Firms 'Need Migrants Amid Skills Shortage'
A lack of skills among the UK's long-term unemployed means the Government must consider easing visa restrictions for migrant workers, according to a jobs study.
The call was made by the Recruitment and Employment Confederation (REC) as two separate reports, released on Tuesday, warned of threats to the UK's economic recovery.
They were published hours before new official figures showed the manufacturing sector growing at its best pace for three years in the 12 months to February.
While the studies - by the REC and British Chambers of Commerce (BCC) - all contained positive messages on jobs and output, they also maintained pressure on the Government to do more to support growth.
The REC, along with auditors KPMG, pointed to starting salaries for permanent employees rising faster in March than at any time since July 2007.
The study also showed that vacancies continued to increase but said a shortage of qualified candidates highlighted skills shortages, particularly among the long-term unemployed.
The REC's director of policy, Tom Hadley, said: "The trend of growth in people finding jobs across all industrial sectors and regions continues.
"Starting salaries and hourly pay rates are up as employers battle to entice the talent they need.
"However worsening candidate shortages mean that the number of people available to fill both temporary and permanent jobs is falling at the sharpest rate in nearly a decade.
"As well as 'up skilling' UK workers, the Government needs to take a joined up approach to immigration.
"A priority is addressing the restrictions on visas for highly skilled workers, which would allow businesses to access the people they need to grow and create jobs for more British workers."
He made his plea just a day after experts in the construction industry told Sky News a 'brawn drain' to New Zealand and Australia during the recession meant a skills shortage was now hitting the building of new homes in the UK.
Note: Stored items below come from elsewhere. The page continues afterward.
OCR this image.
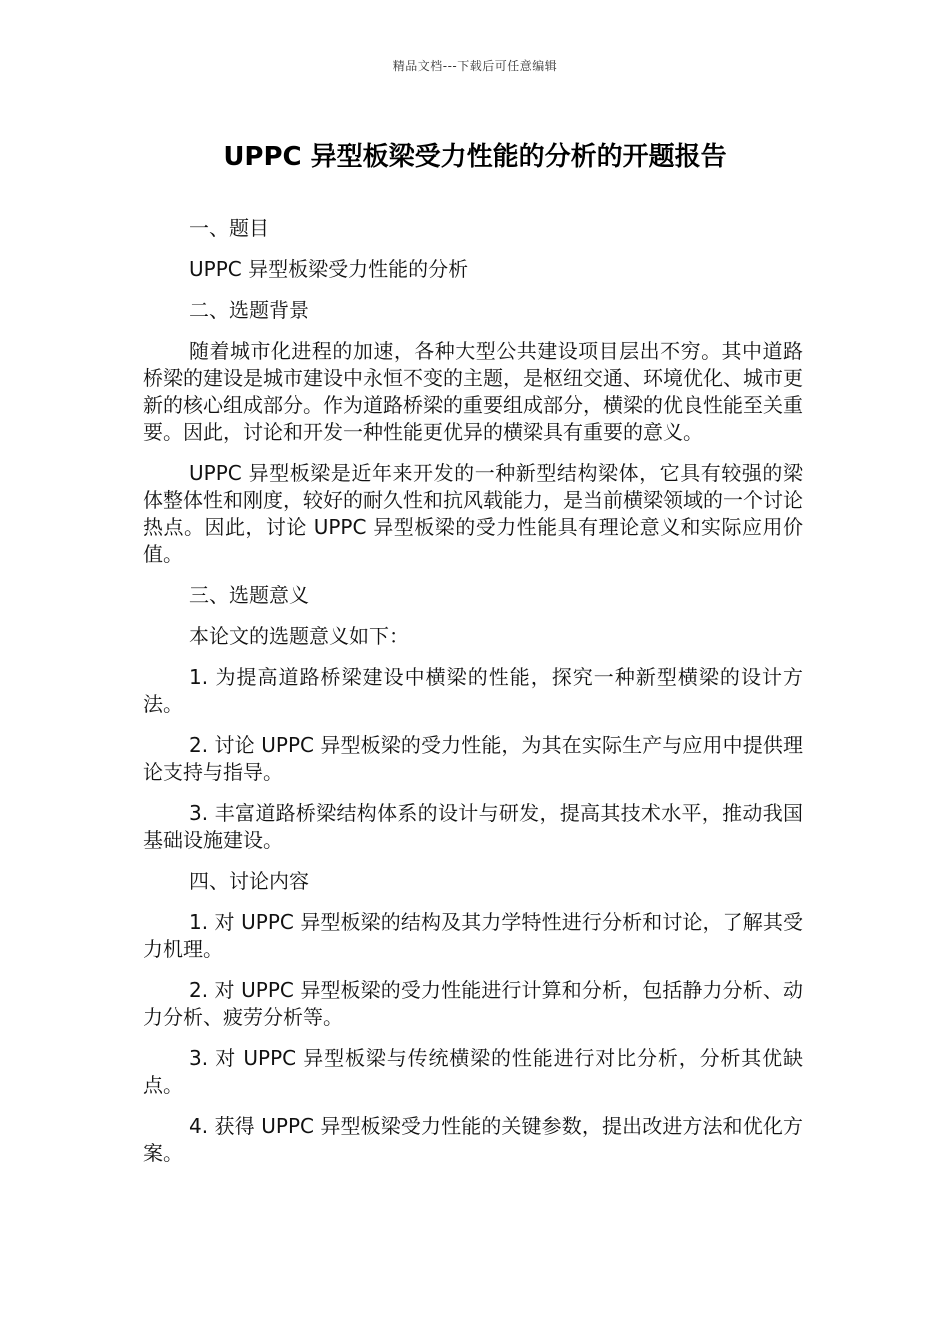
精品文档---下载后可任意编辑
UPPC 异型板梁受力性能的分析的开题报告

一、题目

UPPC 异型板梁受力性能的分析

二、选题背景

随着城市化进程的加速，各种大型公共建设项目层出不穷。其中道路桥梁的建设是城市建设中永恒不变的主题，是枢纽交通、环境优化、城市更新的核心组成部分。作为道路桥梁的重要组成部分，横梁的优良性能至关重要。因此，讨论和开发一种性能更优异的横梁具有重要的意义。

UPPC 异型板梁是近年来开发的一种新型结构梁体，它具有较强的梁体整体性和刚度，较好的耐久性和抗风载能力，是当前横梁领域的一个讨论热点。因此，讨论 UPPC 异型板梁的受力性能具有理论意义和实际应用价值。

三、选题意义

本论文的选题意义如下：

1. 为提高道路桥梁建设中横梁的性能，探究一种新型横梁的设计方法。

2. 讨论 UPPC 异型板梁的受力性能，为其在实际生产与应用中提供理论支持与指导。

3. 丰富道路桥梁结构体系的设计与研发，提高其技术水平，推动我国基础设施建设。

四、讨论内容

1. 对 UPPC 异型板梁的结构及其力学特性进行分析和讨论，了解其受力机理。

2. 对 UPPC 异型板梁的受力性能进行计算和分析，包括静力分析、动力分析、疲劳分析等。

3. 对 UPPC 异型板梁与传统横梁的性能进行对比分析，分析其优缺点。

4. 获得 UPPC 异型板梁受力性能的关键参数，提出改进方法和优化方案。
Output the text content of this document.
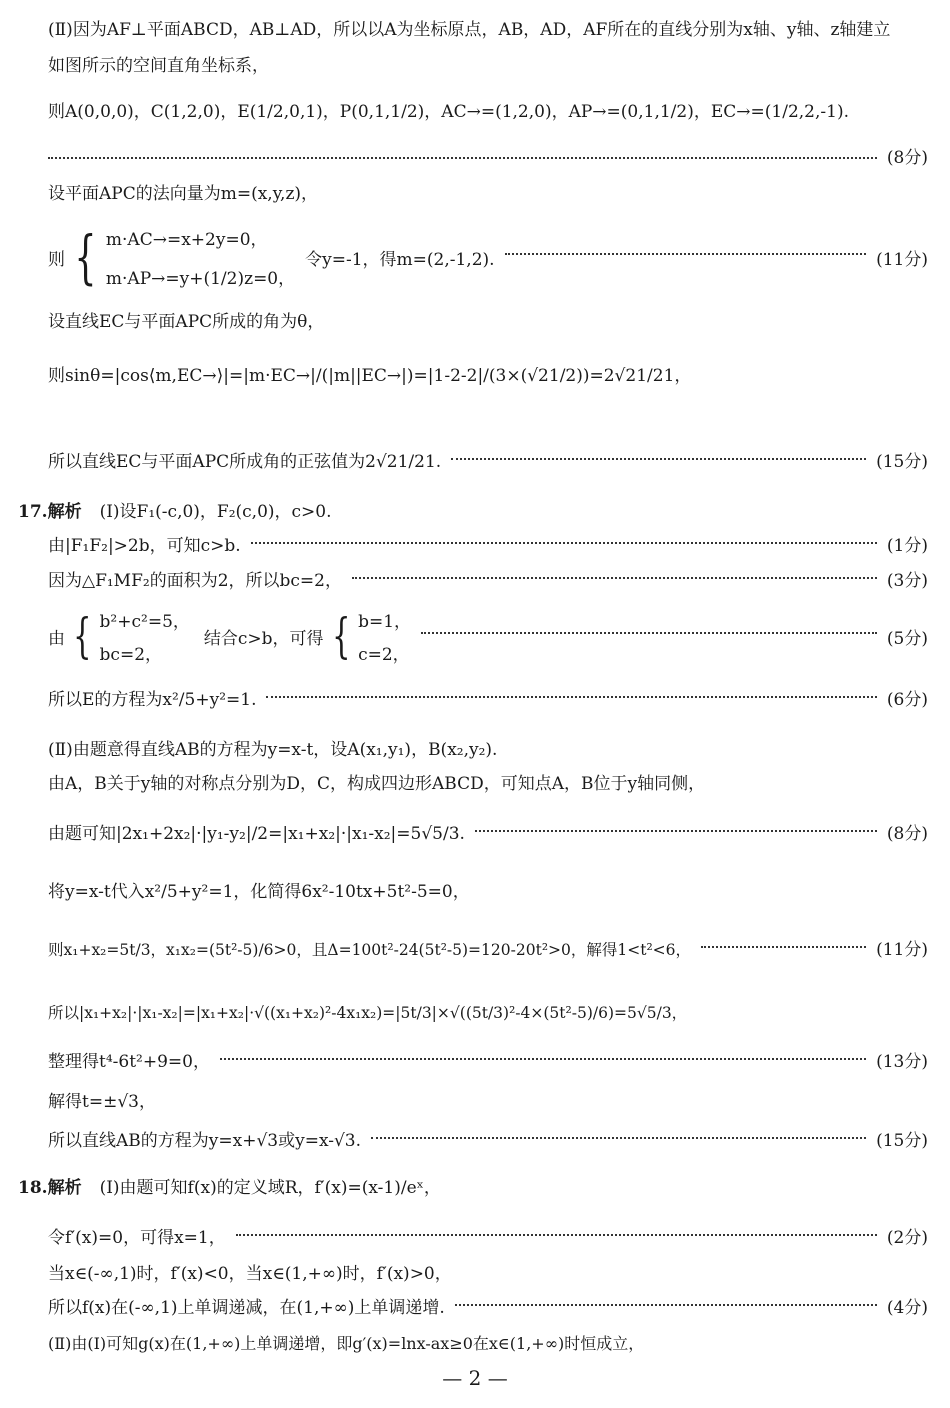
(Ⅱ)因为AF⊥平面ABCD，AB⊥AD，所以以A为坐标原点，AB，AD，AF所在的直线分别为x轴、y轴、z轴建立
如图所示的空间直角坐标系，
则A(0,0,0)，C(1,2,0)，E(1/2,0,1)，P(0,1,1/2)，AC→=(1,2,0)，AP→=(0,1,1/2)，EC→=(1/2,2,-1).
(8分)
设平面APC的法向量为m=(x,y,z)，
则 { m·AC→=x+2y=0，
m·AP→=y+(1/2)z=0，
令y=-1，得m=(2,-1,2).	(11分)
设直线EC与平面APC所成的角为θ，
则sinθ=|cos⟨m,EC→⟩|=|m·EC→|/(|m||EC→|)=|1-2-2|/(3×(√21/2))=2√21/21，
所以直线EC与平面APC所成角的正弦值为2√21/21.	(15分)
17.解析 (Ⅰ)设F₁(-c,0)，F₂(c,0)，c>0.
由|F₁F₂|>2b，可知c>b.	(1分)
因为△F₁MF₂的面积为2，所以bc=2，	(3分)
由 { b²+c²=5，
bc=2，
结合c>b，可得 { b=1，
c=2，
(5分)
所以E的方程为x²/5+y²=1.	(6分)
(Ⅱ)由题意得直线AB的方程为y=x-t，设A(x₁,y₁)，B(x₂,y₂).
由A，B关于y轴的对称点分别为D，C，构成四边形ABCD，可知点A，B位于y轴同侧，
由题可知|2x₁+2x₂|·|y₁-y₂|/2=|x₁+x₂|·|x₁-x₂|=5√5/3.	(8分)
将y=x-t代入x²/5+y²=1，化简得6x²-10tx+5t²-5=0，
则x₁+x₂=5t/3，x₁x₂=(5t²-5)/6>0，且Δ=100t²-24(5t²-5)=120-20t²>0，解得1<t²<6，	(11分)
所以|x₁+x₂|·|x₁-x₂|=|x₁+x₂|·√((x₁+x₂)²-4x₁x₂)=|5t/3|×√((5t/3)²-4×(5t²-5)/6)=5√5/3，
整理得t⁴-6t²+9=0，	(13分)
解得t=±√3，
所以直线AB的方程为y=x+√3或y=x-√3.	(15分)
18.解析 (Ⅰ)由题可知f(x)的定义域R，f′(x)=(x-1)/eˣ，
令f′(x)=0，可得x=1，	(2分)
当x∈(-∞,1)时，f′(x)<0，当x∈(1,+∞)时，f′(x)>0，
所以f(x)在(-∞,1)上单调递减，在(1,+∞)上单调递增.	(4分)
(Ⅱ)由(Ⅰ)可知g(x)在(1,+∞)上单调递增，即g′(x)=lnx-ax≥0在x∈(1,+∞)时恒成立，
— 2 —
The BCC pointed to strong service sector and manufacturing growth in its latest quarterly economic update.
However the survey of 8,000 firms also warned the recovery must become more balanced in the months ahead as it is still too reliant on consumer spending.
The report also continued to demand better access to finance for businesses as they look to expand.
BCC Director General John Longworth said: "Confidence is high and our members are determined to continue driving the recovery.
"We are brilliant at services and very successful at exporting our knowledge-based industries all over the world.
"This includes everything from accountancy and marketing through to literature and the IT sector.
"In addition, our dynamic, high-value manufacturing sector is once again confounding expectations, and going from strength to strength.
"But UK firms are ambitious, and more support is needed if we are to place the recovery on a sustainable, broader footing in the medium-term.
"We have witnessed many false dawns during the recovery, and external shocks still loom on the horizon. Given that over the next year or so we face political change at home and abroad, long-term policies that support our businesses as they look to grow and invest are crucial."
The studies by the BCC and REC were released as the Office for National Statistics (ONS) boosted hopes of a greater rebalancing of the economy during 2014.
The ONS measured month-on-month manufacturing growth of 1% in February.